In the new works of Syeda Habib there are many links to tradition. But more than that, it is the idea of tradition that is evidently explored in the art of Syeda Habib. Drawing inspiration from sacred Islamic geometry, tantric motifs, Indian miniature painting and popular urban culture, she weaves a narrative that exists between fact and fiction, and beyond multiple identifications.
It is the composite imagery that distinguishes her new works from her earlier pieces, because now she is concentrating on a wider source of our society’s cultural and aesthetic milieu. Even though the current state of Pakistan is considered to be dominated by a unilateral community, heavily formed upon a singular religion and a uniform identity, but Habib questions and punctures these notions. In her work, one locates links to a variety of pictorial practices and pasts.
In fact past becomes a living present in the art of Syeda Habib. Since she explores its multiple versions, inquiring and comprehending present scenario. Hence past forms turn into metaphors – rather into issues, which are relevant in the present age. Situations of women, state of power, condition of ordinary citizens are a few aspects addressed in her work – albeit in an indirect and subtle manner.

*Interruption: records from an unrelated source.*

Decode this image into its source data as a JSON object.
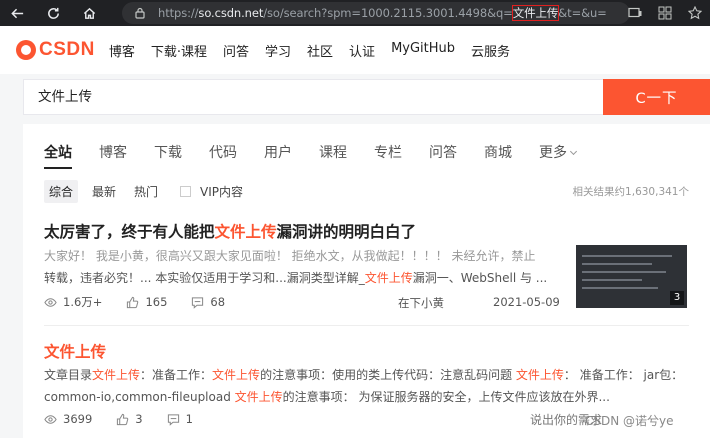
{
  "browser": {
    "url_prefix": "https://",
    "url_host": "so.csdn.net",
    "url_path": "/so/search?spm=1000.2115.3001.4498&q=",
    "url_query": "文件上传",
    "url_suffix": "&t=&u="
  },
  "header": {
    "logo_text": "CSDN",
    "nav": [
      "博客",
      "下载·课程",
      "问答",
      "学习",
      "社区",
      "认证",
      "MyGitHub",
      "云服务"
    ]
  },
  "search": {
    "value": "文件上传",
    "button_label": "C一下"
  },
  "tabs": [
    "全站",
    "博客",
    "下载",
    "代码",
    "用户",
    "课程",
    "专栏",
    "问答",
    "商城",
    "更多"
  ],
  "filters": {
    "chips": [
      "综合",
      "最新",
      "热门"
    ],
    "vip_label": "VIP内容",
    "result_count": "相关结果约1,630,341个"
  },
  "results": [
    {
      "title_pre": "太厉害了，终于有人能把",
      "title_hl": "文件上传",
      "title_post": "漏洞讲的明明白白了",
      "snippet_line1": "大家好！ 我是小黄，很高兴又跟大家见面啦！ 拒绝水文，从我做起！！！！ 未经允许，禁止",
      "snippet_line2_a": "转载，违者必究！... 本实验仅适用于学习和...漏洞类型详解_",
      "snippet_line2_hl": "文件上传",
      "snippet_line2_b": "漏洞一、WebShell 与 ...",
      "views": "1.6万+",
      "likes": "165",
      "comments": "68",
      "author": "在下小黄",
      "date": "2021-05-09",
      "thumb_badge": "3"
    },
    {
      "title_hl": "文件上传",
      "line1_a": "文章目录",
      "line1_hl1": "文件上传",
      "line1_b": "：准备工作：",
      "line1_hl2": "文件上传",
      "line1_c": "的注意事项：使用的类上传代码：注意乱码问题 ",
      "line1_hl3": "文件上传",
      "line1_d": "： 准备工作：  jar包：",
      "line2_a": "common-io,common-fileupload ",
      "line2_hl": "文件上传",
      "line2_b": "的注意事项： 为保证服务器的安全，上传文件应该放在外界...",
      "views": "3699",
      "likes": "3",
      "comments": "1",
      "suggestion": "说出你的需求",
      "watermark": "CSDN @诺兮ye"
    }
  ]
}
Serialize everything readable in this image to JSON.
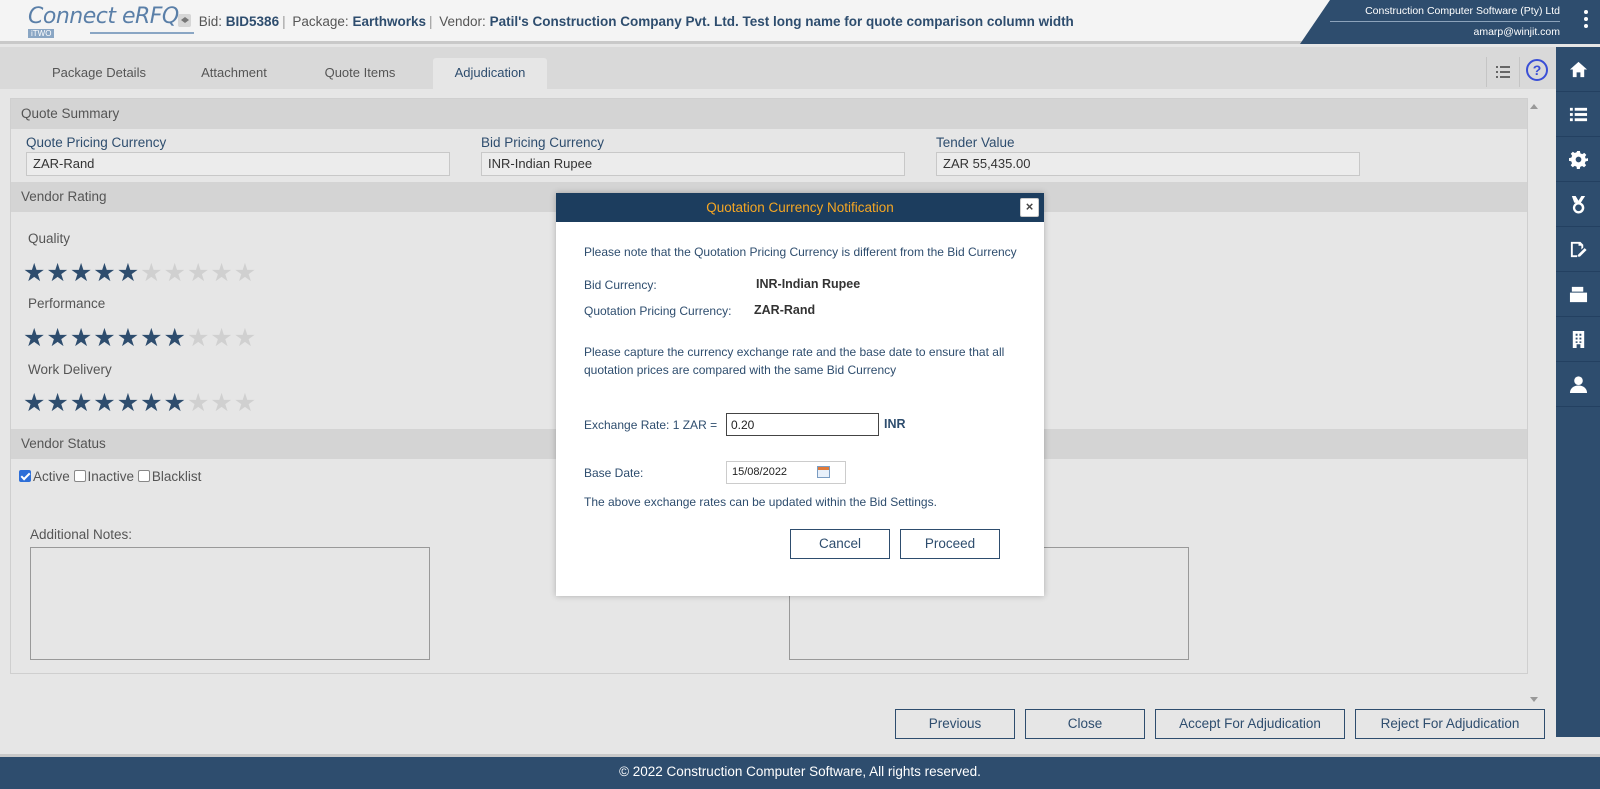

One of the recurring imagery in the art of Syeda Habib is of composite human figures. Inspired from the miniatures of Krishna series, the work turns into a comment upon the plight of women in a society that is dominated by men, yet the mode of expression does not make her content into a slogan or a cause. Like an artist who is true to his/her medium of expression, her content is imbibed with its pictorial sensibility, thus these works depict the formal as well as conceptual concerns.
The artist’s political consciousness is apparent in a number of works, with dominant image of chair. In some works chair is connected through other seats of power through whirling lines. Although the silhouette of chair suggests its origin in the Indian miniature painting, but the way this form is placed, produced and presented, one can read the covert content/comment about the situation of power and political dominance in a society trying to find its way through the web or confusion of democracy and dictatorship.
Her politically charged imagery reappears with a family of three humans, composed against the newspaper page. This and other body of works in the same format allude to the way our society has become a victim of media, which not only provides information, but also controls how we perceive world (and ourselves too). Just as figures are situated on the lines of text in her work, human beings are also trapped in the web of information twenty-four hours round the year. In a sense media has overpowered our ideas, feelings, believes, styles and ways of living. This is a fate that is unavoidable, thus narrated in a sublime manner in the art of Syeda Habib.
But like any intelligent, diverse and diligent artist, Habib is reflecting on the social divide with a sensibility that verges on lyricism and fantastic. Joining wooden tools of masons, she creates a sculpture that reminds of formal solutions in art as well as some sort of weapon. Her socially conscious works at the same times are exercises in aesthetic possibilities, since on one level the three tools joined next to each other to become one object, can be a comment on the idea, practice and history of minimalism.
Syeda Habib extends the notion of minimalism into the realm of geometry and constructs images of complex nature, by developing compositions through adding basic shapes. Combining basic unites into works of optical nature; these works invoke diverse sensory associations; yet these also convey the artist’s approach towards tradition in the age of modernity. Motifs from traditional sources, art of twentieth century and popular visual culture converge into a pictorial presence that becomes a unifying feature in her new works. Works, which signify how an artist draws, collects and converts various visual elements to formulate a new vocabulary that is personal, poetic and pertinent – as it envisages a new layer, dimension and definition of reality, and of reality of art!